Carrano Lucia, Alifano Pietro, Corti Emiliana, Bucci Cecilia, Donadio Stefano
Biosearch Italia, via R. Lepetit 34, 21040 Gerenzano, VA, Italy.
Biochem Biophys Res Commun. 2003 Mar 7;302(2):219-25. doi: 10.1016/s0006-291x(03)00131-1.

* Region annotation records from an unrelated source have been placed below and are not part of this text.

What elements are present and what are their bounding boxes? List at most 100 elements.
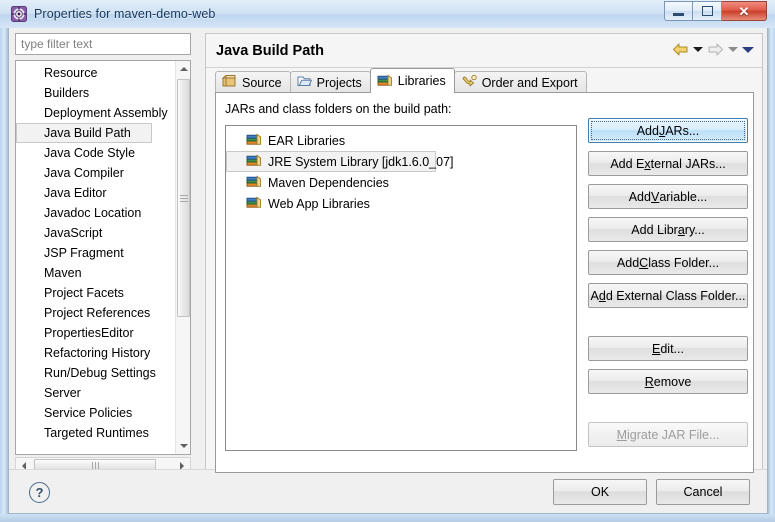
- page-header: Java Build Path: [206, 34, 762, 68]
- button-group-divider: [588, 402, 748, 414]
- list-item-label: Maven Dependencies: [268, 175, 389, 190]
- panel-description: JARs and class folders on the build path…: [225, 102, 452, 116]
- scroll-grip-icon: [179, 193, 188, 204]
- list-item-jre-system-library[interactable]: JRE System Library [jdk1.6.0_07]: [226, 151, 454, 172]
- vertical-scroll-thumb[interactable]: [177, 79, 190, 317]
- sidebar-item-deployment-assembly[interactable]: Deployment Assembly: [16, 103, 176, 123]
- sidebar-item-java-compiler[interactable]: Java Compiler: [16, 163, 176, 183]
- add-external-jars-button[interactable]: Add Ex ternal JARs...: [588, 151, 748, 176]
- list-item-label: Web App Libraries: [268, 196, 370, 211]
- sidebar-item-run-debug-settings[interactable]: Run/Debug Settings: [16, 363, 176, 383]
- sidebar-item-project-facets[interactable]: Project Facets: [16, 283, 176, 303]
- scroll-down-button[interactable]: [176, 438, 190, 454]
- add-class-folder-button[interactable]: Add Class Folder...: [588, 250, 748, 275]
- build-path-tabs: Source Projects Libraries Order and Expo…: [215, 68, 587, 93]
- add-jars-button[interactable]: Add J ARs...: [588, 118, 748, 143]
- library-books-icon: [246, 195, 262, 212]
- books-icon: [377, 73, 393, 90]
- dialog-client-area: Resource Builders Deployment Assembly Ja…: [8, 28, 768, 514]
- window-controls: ✕: [664, 1, 767, 21]
- list-item-maven-dependencies[interactable]: Maven Dependencies: [226, 172, 576, 193]
- page-navigation: [672, 42, 754, 57]
- remove-button[interactable]: Remove: [588, 369, 748, 394]
- sidebar-item-properties-editor[interactable]: PropertiesEditor: [16, 323, 176, 343]
- tab-projects[interactable]: Projects: [289, 71, 371, 93]
- order-export-icon: [461, 74, 477, 91]
- scroll-up-button[interactable]: [176, 61, 190, 77]
- more-dropdown-icon[interactable]: [742, 46, 754, 53]
- title-bar[interactable]: Properties for maven-demo-web ✕: [0, 0, 775, 28]
- button-group-divider: [588, 316, 748, 328]
- tab-projects-label: Projects: [316, 75, 362, 90]
- cancel-button[interactable]: Cancel: [656, 479, 750, 505]
- properties-dialog-window: Properties for maven-demo-web ✕ Resource…: [0, 0, 775, 522]
- tab-source[interactable]: Source: [215, 71, 291, 93]
- list-item-ear-libraries[interactable]: EAR Libraries: [226, 130, 576, 151]
- settings-navigation-pane: Resource Builders Deployment Assembly Ja…: [15, 33, 197, 481]
- sidebar-item-refactoring-history[interactable]: Refactoring History: [16, 343, 176, 363]
- settings-tree[interactable]: Resource Builders Deployment Assembly Ja…: [15, 60, 191, 455]
- sidebar-item-java-editor[interactable]: Java Editor: [16, 183, 176, 203]
- sidebar-item-javascript[interactable]: JavaScript: [16, 223, 176, 243]
- sidebar-item-service-policies[interactable]: Service Policies: [16, 403, 176, 423]
- sidebar-item-jsp-fragment[interactable]: JSP Fragment: [16, 243, 176, 263]
- library-books-icon: [246, 153, 262, 170]
- page-title: Java Build Path: [216, 42, 324, 59]
- sidebar-item-resource[interactable]: Resource: [16, 63, 176, 83]
- sidebar-item-project-references[interactable]: Project References: [16, 303, 176, 323]
- list-item-label: EAR Libraries: [268, 133, 346, 148]
- sidebar-item-javadoc-location[interactable]: Javadoc Location: [16, 203, 176, 223]
- list-item-web-app-libraries[interactable]: Web App Libraries: [226, 193, 576, 214]
- libraries-list[interactable]: EAR Libraries JRE System Library [jdk1.6…: [225, 125, 577, 451]
- triangle-up-icon: [179, 67, 188, 71]
- window-frame-right: [768, 0, 775, 522]
- maximize-button[interactable]: [693, 1, 722, 21]
- dialog-footer: ? OK Cancel: [9, 469, 767, 513]
- add-library-button[interactable]: Add Libr a ry...: [588, 217, 748, 242]
- libraries-tab-panel: JARs and class folders on the build path…: [215, 92, 754, 473]
- close-button[interactable]: ✕: [722, 1, 767, 21]
- sidebar-item-server[interactable]: Server: [16, 383, 176, 403]
- dialog-action-buttons: OK Cancel: [553, 479, 750, 505]
- sidebar-item-targeted-runtimes[interactable]: Targeted Runtimes: [16, 423, 176, 443]
- add-variable-button[interactable]: Add Variable...: [588, 184, 748, 209]
- help-icon[interactable]: ?: [29, 482, 50, 503]
- tab-libraries-label: Libraries: [397, 74, 446, 88]
- tab-source-label: Source: [242, 75, 282, 90]
- sidebar-item-java-build-path[interactable]: Java Build Path: [16, 123, 152, 143]
- edit-button[interactable]: Edit...: [588, 336, 748, 361]
- settings-tree-list: Resource Builders Deployment Assembly Ja…: [16, 63, 176, 443]
- back-dropdown-icon[interactable]: [693, 47, 703, 52]
- tab-libraries[interactable]: Libraries: [369, 68, 455, 93]
- open-folder-icon: [297, 74, 312, 91]
- sidebar-item-maven[interactable]: Maven: [16, 263, 176, 283]
- settings-tree-vertical-scrollbar[interactable]: [175, 61, 190, 454]
- forward-arrow-icon: [707, 42, 724, 57]
- filter-input[interactable]: [15, 33, 191, 55]
- sidebar-item-builders[interactable]: Builders: [16, 83, 176, 103]
- properties-gear-icon: [11, 6, 27, 22]
- minimize-button[interactable]: [664, 1, 693, 21]
- migrate-jar-file-button: Migrate JAR File...: [588, 422, 748, 447]
- window-frame-left: [0, 0, 8, 522]
- back-arrow-icon[interactable]: [672, 42, 689, 57]
- library-books-icon: [246, 174, 262, 191]
- tab-order-and-export[interactable]: Order and Export: [453, 71, 587, 93]
- scroll-grip-icon: [91, 462, 99, 469]
- close-icon: ✕: [738, 3, 750, 19]
- triangle-down-icon: [179, 444, 188, 448]
- source-package-icon: [221, 74, 237, 91]
- maximize-icon: [701, 6, 713, 16]
- library-books-icon: [246, 132, 262, 149]
- list-item-label: JRE System Library [jdk1.6.0_07]: [268, 154, 454, 169]
- window-frame-bottom: [0, 514, 775, 522]
- sidebar-item-java-code-style[interactable]: Java Code Style: [16, 143, 176, 163]
- forward-dropdown-icon: [728, 47, 738, 52]
- ok-button[interactable]: OK: [553, 479, 647, 505]
- add-external-class-folder-button[interactable]: Add External Class Folder...: [588, 283, 748, 308]
- tab-order-and-export-label: Order and Export: [481, 75, 578, 90]
- java-build-path-page: Java Build Path Source Projects Librarie…: [205, 33, 763, 481]
- window-title: Properties for maven-demo-web: [34, 7, 216, 21]
- libraries-actions: Add J ARs... Add Ex ternal JARs... Add Var…: [588, 118, 748, 447]
- minimize-icon: [673, 12, 684, 16]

In this study we describe BI-K0058, a new inhibitor of the transcription-termination factor Rho belonging to a different chemical class from bicyclomycin, the only known antibiotic acting on Rho. BI-K0058 inhibits the poly(C)-dependent ATPase activity of Rho with an IC(50) of 25 microM as well as in vitro transcription-termination of two natural substrates, the Salmonella enterica hisG cistron and the f1 phage intergenic region. BI-K0058 does not affect photolabeling of Rho by ATP. The results of gel mobility shift experiments with a natural RNA substrate demonstrate that BI-K0058 inhibits the formation of the ATP-independent high affinity Rho-RNA complex.
在本研究中,我们描述了BI-K0058,一种转录终止因子Rho的新型抑制剂,它与双环霉素属于不同的化学类别,双环霉素是唯一已知的作用于Rho的抗生素。BI-K0058抑制Rho的聚(C)依赖性ATP酶活性,IC(50)为25 microM,同时也抑制两种天然底物(肠炎沙门氏菌hisG顺反子和f1噬菌体基因间区域)的体外转录终止。BI-K0058不影响ATP对Rho的光标记。使用天然RNA底物进行的凝胶迁移率变动实验结果表明,BI-K0058抑制了不依赖ATP的高亲和力Rho-RNA复合物的形成。